Hagman's parcel is far too small to qualify for such a break--it would need to be 80 acres to qualify as grazing land. Nor does its rugged terrain seem suited to support 20 animals, as required.

But because Ventura County does not enforce its own strict guidelines meant to implement a 1965 state farmland conservation act, officials acknowledge that Hagman and owners of thousands of other acres countywide receive tax benefits for which they may not qualify.

The result is that Ventura County loses large--but uncalculated--sums each year in questionable tax subsidies to dozens of property owners--including Hollywood stars, an English lord, a television production company, a former U.S. ambassador, a gravel pit operator and wealthy absentee landowners.

Several of these properties are in Hidden Valley west of Thousand Oaks and near billionaire David Murdock's Sherwood Country Club, in one of the nation's richest communities.

Murdock himself has part of his 1,000-acre Arabian horse ranch in Williamson Act preserves. But as a breeder of horses and cattle, his ranch qualifies under county regulations as a legitimate livestock operation, officials said.

Aware that many participating owners are not farmers or ranchers, county officials say they are studying a crackdown on tax breaks for landlords who do not engage in bona fide commercial agriculture.

A recent county survey of 18,680 acres subsidized under the California Land Conservation Act of 1965--the so-called Williamson Act--found that 6,300 acres did not qualify for the property tax breaks.

If that 34% disqualification rate stands up countywide, about 51,000 acres--an area the size of Oxnard, Ventura and Simi Valley combined--could be removed from the farmland preservation program.

"Why haven't we enforced it?" asked county land-use supervisor Nancy Francis, who monitors Williamson Act contracts. "Time and money."

County government--and its special districts--receive less than half of each property tax dollar in unincorporated areas, so it took the random survey last summer to persuade officials that they could recoup their enforcement costs by cracking down on the undeserving.

County Planning Director Keith Turner now estimates lost property taxes at possibly $1 million a year and says he will probably recommend an enforcement program to the Board of Supervisors within two months, once he figures out more precisely how much the county might gain.

"Government revenues are in short supply and we've got to be looking at all opportunities," Turner said. "And one has to question the wisdom of allowing these people to continue to receive these tax breaks. . . . We think there is a problem out there."

Frustrated farmers--some of whom helped tighten county Williamson Act guidelines in 1984--say the tax dodges have got to stop, because they sully the image of true farmers and ranchers and erode public support for a good program.

"It makes farming look bad," county Farm Bureau President Tom Pecht said. "The system that's been put in place for real farmers shouldn't be abused."

John Gamper, director of taxation and land use for the California Farm Bureau, said:

"Our position is that we must protect the integrity of this program. If it is ever seen as just a tax break for real estate speculators or a tax shelter for wealthy homeowners, our program is going to be in jeopardy."

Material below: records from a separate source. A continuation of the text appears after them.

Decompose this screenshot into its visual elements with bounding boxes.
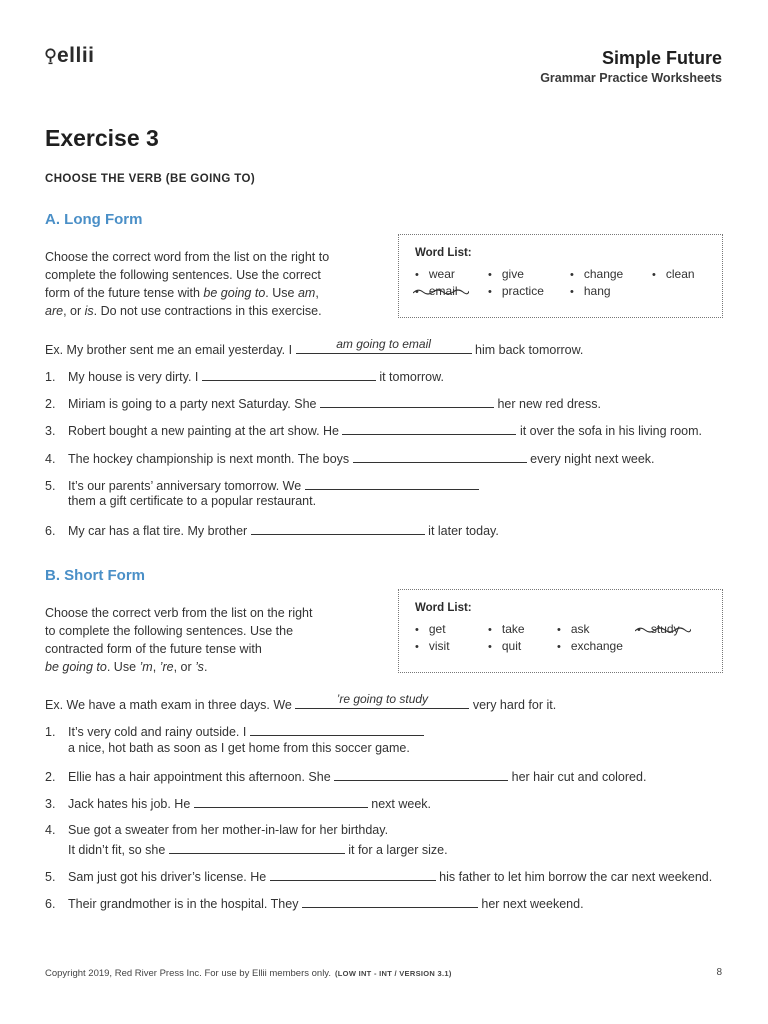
- word-item-used: • email: [415, 284, 488, 301]
- word-list-box-b: [398, 589, 723, 673]
- question-b-2: 2. Ellie has a hair appointment this afternoon. She her hair cut and colored.: [45, 770, 647, 784]
- para-line: Choose the correct word from the list on the right to: [45, 250, 330, 264]
- exercise-instruction: CHOOSE THE VERB (BE GOING TO): [45, 173, 256, 185]
- answer-blank[interactable]: [302, 895, 478, 908]
- question-b-6: 6. Their grandmother is in the hospital. They her next weekend.: [45, 897, 584, 911]
- word-item: • practice: [488, 284, 570, 301]
- answer-blank[interactable]: [334, 768, 508, 781]
- answer-blank[interactable]: [251, 522, 425, 535]
- strikethrough-squiggle: [413, 287, 469, 297]
- word-list-box-a: [398, 234, 723, 318]
- example-sentence-a: Ex. My brother sent me an email yesterday. I am going to email him back tomorrow.: [45, 337, 584, 357]
- para-line: form of the future tense with be going to. Use am,: [45, 286, 319, 300]
- answer-blank: [296, 337, 472, 354]
- answer-blank[interactable]: [305, 477, 479, 490]
- example-answer: am going to email: [336, 337, 431, 351]
- question-a-2: 2. Miriam is going to a party next Saturday. She her new red dress.: [45, 397, 601, 411]
- footer-level: (LOW INT - INT / VERSION 3.1): [335, 969, 452, 978]
- question-a-6: 6. My car has a flat tire. My brother it later today.: [45, 524, 499, 538]
- answer-blank[interactable]: [270, 868, 436, 881]
- footer-copyright: Copyright 2019, Red River Press Inc. For use by Ellii members only. (LOW INT - INT / VERSION 3.1): [45, 968, 452, 979]
- word-item: • change: [570, 267, 652, 284]
- exercise-title: Exercise 3: [45, 125, 159, 151]
- question-a-5-continued: them a gift certificate to a popular restaurant.: [68, 494, 317, 508]
- para-line: complete the following sentences. Use the correct: [45, 268, 321, 282]
- page-number: 8: [716, 967, 722, 978]
- question-b-3: 3. Jack hates his job. He next week.: [45, 797, 431, 811]
- word-item: • clean: [652, 267, 722, 284]
- logo-text: ellii: [57, 44, 95, 67]
- question-a-4: 4. The hockey championship is next month. The boys every night next week.: [45, 452, 655, 466]
- answer-blank[interactable]: [202, 368, 376, 381]
- answer-blank[interactable]: [169, 841, 345, 854]
- answer-blank[interactable]: [353, 450, 527, 463]
- question-b-1-continued: a nice, hot bath as soon as I get home from this soccer game.: [68, 741, 410, 755]
- para-line: are, or is. Do not use contractions in this exercise.: [45, 304, 322, 318]
- question-b-4-continued: It didn’t fit, so she it for a larger size.: [68, 843, 448, 857]
- question-a-1: 1. My house is very dirty. I it tomorrow.: [45, 370, 444, 384]
- example-answer: ’re going to study: [336, 692, 429, 706]
- word-item: • take: [488, 622, 557, 639]
- section-b-heading: B. Short Form: [45, 567, 145, 584]
- example-sentence-b: Ex. We have a math exam in three days. We ’re going to study very hard for it.: [45, 692, 557, 712]
- word-item: • give: [488, 267, 570, 284]
- word-list-title: Word List:: [415, 602, 472, 614]
- question-b-5: 5. Sam just got his driver’s license. He his father to let him borrow the car next weekend.: [45, 870, 713, 884]
- question-a-3: 3. Robert bought a new painting at the art show. He it over the sofa in his living room.: [45, 424, 702, 438]
- para-line: to complete the following sentences. Use the: [45, 624, 294, 638]
- question-a-5: 5. It’s our parents’ anniversary tomorrow. We: [45, 477, 479, 493]
- word-list-title: Word List:: [415, 247, 472, 259]
- answer-blank[interactable]: [320, 395, 494, 408]
- word-item: • visit: [415, 639, 488, 656]
- word-item: • ask: [557, 622, 637, 639]
- worksheet-title: Simple Future: [601, 48, 722, 68]
- para-line: Choose the correct verb from the list on the right: [45, 606, 313, 620]
- para-line: contracted form of the future tense with: [45, 642, 262, 656]
- word-item: • wear: [415, 267, 488, 284]
- answer-blank[interactable]: [250, 723, 424, 736]
- question-b-4: 4. Sue got a sweater from her mother-in-law for her birthday.: [45, 823, 389, 837]
- word-item: • get: [415, 622, 488, 639]
- strikethrough-squiggle: [635, 625, 691, 635]
- answer-blank[interactable]: [342, 422, 516, 435]
- word-item: • hang: [570, 284, 652, 301]
- word-item-used: • study: [637, 622, 707, 639]
- word-item: • quit: [488, 639, 557, 656]
- para-line: be going to. Use ’m, ’re, or ’s.: [45, 660, 208, 674]
- question-b-1: 1. It’s very cold and rainy outside. I: [45, 723, 424, 739]
- section-b-instructions: [45, 604, 375, 676]
- answer-blank[interactable]: [194, 795, 368, 808]
- lightbulb-icon: [45, 48, 56, 65]
- section-a-heading: A. Long Form: [45, 211, 143, 228]
- worksheet-subtitle: Grammar Practice Worksheets: [540, 71, 722, 85]
- ellii-logo: [45, 44, 95, 68]
- word-item: • exchange: [557, 639, 637, 656]
- section-a-instructions: [45, 248, 375, 320]
- answer-blank: [295, 692, 469, 709]
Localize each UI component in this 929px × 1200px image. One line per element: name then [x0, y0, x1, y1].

Concerned that California was paving over some of the world's best farmland, the Legislature decided in 1965 to allow cities and counties to give tax breaks to farmers and ranchers who agreed to keep their land in agriculture or open space for 10 years.

The law, named for onetime Assemblyman John Williamson, required that farmlands be valued on their production, not on prices speculators pay for comparable parcels. That kept farmers from being taxed off their land as cities pushed toward them.

About half of the state's crop and grazing lands--15 million acres in 48 counties--is now enrolled in the program. More than one-quarter of all privately owned land in Ventura County--about 151,000 acres--is under Williamson Act contracts.

Supporters say the act has protected farmland from leapfrog development and given local governments time to draft plans for orderly growth. It also acts as a backstop against shifts in the political wind that can override the best-laid community plans.